Indiciaire au service des princes de Bourgogne puis de Habsbourg, Jean Molinet n’est pas en reste pour rappeler que ses maîtres comptent, au nombre de leurs possessions, le duché de Lothier. À deux reprises, en commettant une erreur historique de taille, puisque ce n’est qu’à la mort de Jeanne que le petit-fils de ce couple, Antoine de Bourgogne, en deviendra duc (23), il impute au mariage de Marguerite de Brabant, sœur de Jeanne, et de Louis de Male, comte de Flandre, la mise en possession pour celui-ci des duchés de Brabant, Limbourg… et « Lotricq » (24) !



IV. Dans l’« inventaire » des pays « d’en bas »…



Le passage des Pays-Bas bourguignons entre les mains de la maison de Habsbourg ne met pas un terme aux références lotharingiennes dans le vocabulaire officiel. Les ordonnances de l’hôtel de l’archiduc Philippe le Beau mentionnent parmi les hérauts porteurs d’une dénomination territoriale (avec Bourgogne, Charolais, Namur ou Luxembourg) un « Lothier » (1497, 1500, 1501) (25). Lors de la cérémonie des obsèques du même prince, à Malines les 18 et 19 juillet 1507, le cortège comporte des porteurs de bannières figurant les armes des « huit » duchés du défunt, qui sont Autriche « la vieille » et « la neufve » – différenciation héraldique –, Bourgogne – un duché en fait perdu –, « Lothrie », Brabant, Limbourg, Luxembourg et Gueldre ; celles de Lothier sont, conventionnellement, de gueules à la fasce d’argent (26).
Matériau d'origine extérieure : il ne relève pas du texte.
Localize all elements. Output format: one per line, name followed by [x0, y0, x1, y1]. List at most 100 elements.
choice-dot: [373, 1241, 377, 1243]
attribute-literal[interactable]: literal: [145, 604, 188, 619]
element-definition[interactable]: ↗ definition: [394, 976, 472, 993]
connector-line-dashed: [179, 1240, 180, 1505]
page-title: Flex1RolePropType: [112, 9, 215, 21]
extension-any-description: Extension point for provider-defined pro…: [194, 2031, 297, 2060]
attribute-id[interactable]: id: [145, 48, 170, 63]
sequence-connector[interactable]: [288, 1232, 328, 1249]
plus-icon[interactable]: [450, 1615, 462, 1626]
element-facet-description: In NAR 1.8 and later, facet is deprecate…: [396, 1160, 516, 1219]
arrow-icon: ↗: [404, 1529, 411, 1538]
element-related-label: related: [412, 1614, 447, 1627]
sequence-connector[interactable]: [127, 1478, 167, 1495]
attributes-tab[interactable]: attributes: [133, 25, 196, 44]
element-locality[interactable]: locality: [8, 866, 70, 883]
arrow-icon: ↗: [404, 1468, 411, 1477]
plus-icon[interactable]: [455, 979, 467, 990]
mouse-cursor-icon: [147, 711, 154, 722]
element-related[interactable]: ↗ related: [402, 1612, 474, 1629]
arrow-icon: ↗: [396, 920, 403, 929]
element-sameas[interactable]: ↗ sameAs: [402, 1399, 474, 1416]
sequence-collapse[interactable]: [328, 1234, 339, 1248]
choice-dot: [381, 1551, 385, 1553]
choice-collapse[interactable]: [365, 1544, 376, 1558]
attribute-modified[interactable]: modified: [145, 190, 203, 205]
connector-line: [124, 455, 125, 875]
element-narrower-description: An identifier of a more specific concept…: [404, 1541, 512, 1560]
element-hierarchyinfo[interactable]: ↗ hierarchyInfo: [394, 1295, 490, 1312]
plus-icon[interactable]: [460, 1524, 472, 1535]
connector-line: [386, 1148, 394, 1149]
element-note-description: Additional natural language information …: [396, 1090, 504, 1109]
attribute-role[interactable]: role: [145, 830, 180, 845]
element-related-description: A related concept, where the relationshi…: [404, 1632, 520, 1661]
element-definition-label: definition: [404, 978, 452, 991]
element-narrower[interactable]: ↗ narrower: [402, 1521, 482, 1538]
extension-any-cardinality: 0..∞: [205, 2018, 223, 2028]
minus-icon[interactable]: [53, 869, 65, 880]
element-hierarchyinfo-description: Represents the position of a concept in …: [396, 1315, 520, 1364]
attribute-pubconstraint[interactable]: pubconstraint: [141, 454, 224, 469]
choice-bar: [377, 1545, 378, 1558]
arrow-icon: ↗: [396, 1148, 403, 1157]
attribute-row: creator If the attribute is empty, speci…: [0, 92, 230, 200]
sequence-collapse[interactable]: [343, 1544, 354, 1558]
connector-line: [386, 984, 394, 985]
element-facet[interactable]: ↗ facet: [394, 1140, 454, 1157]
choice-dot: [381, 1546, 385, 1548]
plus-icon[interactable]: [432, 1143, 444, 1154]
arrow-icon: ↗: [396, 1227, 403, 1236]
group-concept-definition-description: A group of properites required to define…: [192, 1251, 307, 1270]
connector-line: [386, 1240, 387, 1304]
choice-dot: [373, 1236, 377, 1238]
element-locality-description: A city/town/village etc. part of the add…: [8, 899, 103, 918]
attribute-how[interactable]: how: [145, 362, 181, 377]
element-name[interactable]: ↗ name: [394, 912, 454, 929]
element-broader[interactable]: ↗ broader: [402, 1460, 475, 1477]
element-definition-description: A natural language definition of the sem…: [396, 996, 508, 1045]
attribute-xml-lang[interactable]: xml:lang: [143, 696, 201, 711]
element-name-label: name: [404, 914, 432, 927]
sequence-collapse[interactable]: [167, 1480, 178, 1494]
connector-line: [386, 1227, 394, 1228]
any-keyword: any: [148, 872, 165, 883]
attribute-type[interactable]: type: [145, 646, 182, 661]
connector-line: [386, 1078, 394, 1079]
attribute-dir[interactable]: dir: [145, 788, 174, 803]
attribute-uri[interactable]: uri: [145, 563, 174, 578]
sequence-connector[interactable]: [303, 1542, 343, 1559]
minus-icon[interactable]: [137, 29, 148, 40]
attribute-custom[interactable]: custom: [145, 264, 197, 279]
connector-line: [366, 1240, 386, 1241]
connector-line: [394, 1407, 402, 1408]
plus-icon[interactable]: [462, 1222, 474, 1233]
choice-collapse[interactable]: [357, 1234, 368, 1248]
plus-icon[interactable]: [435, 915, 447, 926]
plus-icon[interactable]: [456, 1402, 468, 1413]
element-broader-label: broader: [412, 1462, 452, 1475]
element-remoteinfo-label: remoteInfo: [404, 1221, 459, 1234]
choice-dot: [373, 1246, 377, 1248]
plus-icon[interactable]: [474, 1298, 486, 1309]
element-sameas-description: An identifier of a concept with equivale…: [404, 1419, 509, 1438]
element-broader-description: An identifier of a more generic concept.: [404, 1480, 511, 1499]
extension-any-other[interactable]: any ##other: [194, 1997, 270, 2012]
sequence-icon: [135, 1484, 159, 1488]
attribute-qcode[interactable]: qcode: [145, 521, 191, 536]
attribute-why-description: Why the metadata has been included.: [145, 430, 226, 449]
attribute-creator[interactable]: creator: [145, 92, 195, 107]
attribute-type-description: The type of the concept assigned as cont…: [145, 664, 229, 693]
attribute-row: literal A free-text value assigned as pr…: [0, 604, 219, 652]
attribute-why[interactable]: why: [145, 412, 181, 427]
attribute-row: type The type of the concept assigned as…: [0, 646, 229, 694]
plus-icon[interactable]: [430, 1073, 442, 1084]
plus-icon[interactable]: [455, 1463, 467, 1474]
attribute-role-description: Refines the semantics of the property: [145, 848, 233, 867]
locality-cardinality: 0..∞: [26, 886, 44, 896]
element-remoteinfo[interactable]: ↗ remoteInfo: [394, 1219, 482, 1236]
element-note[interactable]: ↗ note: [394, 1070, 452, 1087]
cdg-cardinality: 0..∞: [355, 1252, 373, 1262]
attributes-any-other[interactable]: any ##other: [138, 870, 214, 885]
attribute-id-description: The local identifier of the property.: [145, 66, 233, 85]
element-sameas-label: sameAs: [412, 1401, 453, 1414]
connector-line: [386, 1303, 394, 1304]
Quand, le 15 mars 1512, Maximilien Ier, empereur élu, confirme et amplifie des privilèges de juridiction au regard des autorités ecclésiastiques et laïques, quelles qu’elles soient et en toutes matières, il mentionne sur le même pied les duchés de Lotharingia, Brabant et Limbourg (27). Un autre empereur, petit-fils du précédent, Ferdinand Ier, confirme pour sa part une exemption de tonlieu en faveur des habitants des Pays-Bas, concédée en cette même qualité par Charles Quint dix ans plus tôt (30 avril 1560) : sont ici énumérés les « Niderburgundische erbliche furstenthumb und landt », au nombre desquels Lotrigk, cité en tête, puis Brabant, Limbourg, Luxembourg, Gueldre, les comtés…, comme dans la titulature princière (28).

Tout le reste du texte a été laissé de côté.